Read socket using both <> and sysread()

Y

Yohan N. Leder

Hello. In the framework of a dialog with an ESMTP server, I would like
to alternate some incoming socket reading using <> (when server replies
with a single line) and sysread() (when server replies with several
lines), is there something to take care with this kind of alternance ?

Here a piece of typical part (without response codes checking) :

use Socket;
[here code to connect using two sockets : SOCKET_IN and SOCKET_OUT]
select(SOCKET_IN); $| = 1; select(SOCKET_OUT); $| = 1; select(STDOUT);
my $resp = <SOCKET_IN>; # wait server be ready
syswrite(SOCKET_OUT, "EHLO test\cM\cJ", 11); # engage dialog
sysread(SOCKET_IN, $resp, 1024); # fetch a multi-lines response
syswrite(SOCKET_OUT, "AUTH PLAIN\cM\cJ", 11); # engage authentication
$resp = <SOCKET_IN>; # wait server ask for username
[...]
 
U

Uri Guttman

YNL> Hello.
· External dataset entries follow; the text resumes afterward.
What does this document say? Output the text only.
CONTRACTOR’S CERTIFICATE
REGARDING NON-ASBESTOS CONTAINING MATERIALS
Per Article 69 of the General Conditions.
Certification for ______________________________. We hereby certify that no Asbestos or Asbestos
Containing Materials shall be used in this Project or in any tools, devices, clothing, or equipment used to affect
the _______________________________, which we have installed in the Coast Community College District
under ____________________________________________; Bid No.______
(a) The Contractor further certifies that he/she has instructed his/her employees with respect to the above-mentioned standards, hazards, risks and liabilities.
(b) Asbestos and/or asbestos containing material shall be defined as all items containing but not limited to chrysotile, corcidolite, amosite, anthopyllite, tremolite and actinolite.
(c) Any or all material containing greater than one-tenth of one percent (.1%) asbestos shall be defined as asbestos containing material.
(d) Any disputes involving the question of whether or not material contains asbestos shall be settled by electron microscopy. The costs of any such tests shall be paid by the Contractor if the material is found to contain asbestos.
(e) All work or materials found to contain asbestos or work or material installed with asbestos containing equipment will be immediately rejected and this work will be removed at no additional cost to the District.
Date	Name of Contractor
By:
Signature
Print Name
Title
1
In the framework of a dialog with an ESMTP server, I would like
YNL> to alternate some incoming socket reading using <> (when server replies
YNL> with a single line) and sysread() (when server replies with several
YNL> lines), is there something to take care with this kind of alternance ?

do you know the difference between <> and sysread? the docs or faq
(not sure where ATM) strongly state that you should never mix them on a
single handle unless you are extremely sure of what you are doing. the
problem is that <> uses stdio which will buffer input from the handle
and then return only one line to you. a following sysread won't (or may
not) find any data to read as it was already read into a buffer by
stdio. the best way to do this is to only use sysread and do your own
buffering and then parse out a line from the beginning of the buffer
when you need one. this isn't too hard to do but it does require some
code beyond just a simple sysread call.

uri
 
X

xhoster

Yohan N. Leder said:
Hello. In the framework of a dialog with an ESMTP server, I would like
to alternate some incoming socket reading using <> (when server replies
with a single line) and sysread() (when server replies with several
lines), is there something to take care with this kind of alternance ?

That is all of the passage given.